What Long found peculiar is that, while he only knows of one incident where a foreigner was deported out of Egypt for being involved in same-sex relations in 2007, “in general these matters are dealt with in a discreet way.” 

“I’m interested to see how they’re going to use this new power. How can they tell if someone is a homosexual before banning them from entering the country? Is there going to be a form to fill with a box to check confessing whether you’re an ‘immoral’ person or not?” he asked. 

In his opinion, enforcing such rules “can only be met with severe ridicule from foreign governments as well, similar to how they received recent rumors that the state was imposing gender testing on the borders.”

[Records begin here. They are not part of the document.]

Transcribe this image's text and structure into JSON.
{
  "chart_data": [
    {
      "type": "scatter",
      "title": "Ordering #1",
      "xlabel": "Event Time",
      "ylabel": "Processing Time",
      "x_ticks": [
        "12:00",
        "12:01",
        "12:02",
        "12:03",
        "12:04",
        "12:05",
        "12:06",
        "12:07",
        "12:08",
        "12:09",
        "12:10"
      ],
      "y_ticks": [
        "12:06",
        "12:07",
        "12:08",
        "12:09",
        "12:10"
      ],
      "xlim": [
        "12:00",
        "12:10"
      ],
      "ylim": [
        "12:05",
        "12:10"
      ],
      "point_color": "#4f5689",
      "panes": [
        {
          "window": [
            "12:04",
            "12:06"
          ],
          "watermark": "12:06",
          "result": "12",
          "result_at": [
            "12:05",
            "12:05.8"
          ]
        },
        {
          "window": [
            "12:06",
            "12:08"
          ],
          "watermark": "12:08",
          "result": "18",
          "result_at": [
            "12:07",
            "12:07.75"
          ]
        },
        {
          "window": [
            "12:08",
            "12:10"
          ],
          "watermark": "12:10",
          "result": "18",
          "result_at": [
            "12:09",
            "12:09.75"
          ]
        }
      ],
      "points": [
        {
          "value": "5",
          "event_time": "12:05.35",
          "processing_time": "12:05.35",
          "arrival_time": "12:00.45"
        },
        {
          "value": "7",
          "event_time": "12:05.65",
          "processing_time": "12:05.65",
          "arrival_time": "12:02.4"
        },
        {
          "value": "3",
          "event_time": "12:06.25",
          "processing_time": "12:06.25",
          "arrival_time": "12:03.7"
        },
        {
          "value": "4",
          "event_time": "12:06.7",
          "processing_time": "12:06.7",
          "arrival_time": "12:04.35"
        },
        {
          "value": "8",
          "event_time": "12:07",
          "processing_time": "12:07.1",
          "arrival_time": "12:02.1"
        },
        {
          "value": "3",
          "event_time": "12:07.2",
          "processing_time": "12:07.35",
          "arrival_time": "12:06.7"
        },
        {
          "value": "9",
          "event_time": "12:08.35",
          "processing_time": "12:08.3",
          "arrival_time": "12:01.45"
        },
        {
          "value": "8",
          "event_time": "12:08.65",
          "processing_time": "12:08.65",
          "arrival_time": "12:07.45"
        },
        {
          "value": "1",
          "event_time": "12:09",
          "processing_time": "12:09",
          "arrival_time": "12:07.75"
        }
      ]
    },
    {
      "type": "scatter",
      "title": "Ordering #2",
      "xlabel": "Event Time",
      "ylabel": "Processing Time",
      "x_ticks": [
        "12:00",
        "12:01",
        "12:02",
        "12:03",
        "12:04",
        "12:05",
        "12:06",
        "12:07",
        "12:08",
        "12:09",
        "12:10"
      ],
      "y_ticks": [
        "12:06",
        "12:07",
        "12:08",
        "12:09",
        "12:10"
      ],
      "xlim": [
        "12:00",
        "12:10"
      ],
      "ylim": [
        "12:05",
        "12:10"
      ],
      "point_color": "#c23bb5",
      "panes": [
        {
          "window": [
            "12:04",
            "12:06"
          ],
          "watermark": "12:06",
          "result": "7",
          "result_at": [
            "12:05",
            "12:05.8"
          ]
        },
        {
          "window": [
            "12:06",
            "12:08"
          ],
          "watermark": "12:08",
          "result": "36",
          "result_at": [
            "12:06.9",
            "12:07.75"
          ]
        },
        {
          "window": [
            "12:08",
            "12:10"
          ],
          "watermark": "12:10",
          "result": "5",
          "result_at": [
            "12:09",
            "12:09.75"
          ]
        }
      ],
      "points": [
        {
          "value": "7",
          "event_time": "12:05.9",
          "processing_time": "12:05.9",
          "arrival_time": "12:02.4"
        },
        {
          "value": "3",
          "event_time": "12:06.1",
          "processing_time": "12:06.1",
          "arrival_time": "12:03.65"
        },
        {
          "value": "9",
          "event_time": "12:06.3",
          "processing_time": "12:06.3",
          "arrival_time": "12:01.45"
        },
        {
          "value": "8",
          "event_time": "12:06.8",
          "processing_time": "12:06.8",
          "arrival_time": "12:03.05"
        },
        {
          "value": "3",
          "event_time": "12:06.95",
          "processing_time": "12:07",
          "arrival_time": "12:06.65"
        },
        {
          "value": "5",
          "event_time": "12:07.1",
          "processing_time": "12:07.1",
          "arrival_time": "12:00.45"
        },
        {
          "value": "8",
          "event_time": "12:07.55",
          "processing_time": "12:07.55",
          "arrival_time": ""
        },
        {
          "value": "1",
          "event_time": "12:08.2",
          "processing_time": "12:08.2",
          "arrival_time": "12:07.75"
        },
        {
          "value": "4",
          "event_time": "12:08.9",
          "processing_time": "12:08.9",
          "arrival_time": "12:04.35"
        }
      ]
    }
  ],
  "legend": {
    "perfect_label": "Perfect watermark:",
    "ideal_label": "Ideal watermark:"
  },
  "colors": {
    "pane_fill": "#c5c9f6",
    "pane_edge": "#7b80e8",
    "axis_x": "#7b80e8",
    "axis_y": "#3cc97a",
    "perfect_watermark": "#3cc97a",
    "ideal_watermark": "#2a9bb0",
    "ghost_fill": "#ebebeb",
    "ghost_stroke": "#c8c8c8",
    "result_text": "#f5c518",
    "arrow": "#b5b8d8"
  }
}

Moreover, he believes that the government’s targeting of certain groups is “a bad, self-destructive policy” that negatively affects the already dwindling tourism industry.

Both Long and Abdel Hameed shared pessimistic views regarding the future of LGBT communities in Egypt in regards to personal freedoms. 

“This is one side of the oppression practiced internally by the state, and the current imposed political climate doesn’t reflect any inclination to liberalize the political and human rights sphere,” Long remarked. 

When asked whether filing a counter lawsuit can help alter the situation, Abdel Hameed said, “We haven’t been able to change any aspects of the situation for a few years now, we’re definitely not at the top of our game. Judging from past experience, I don’t think fighting such battles legally will lead to anything.”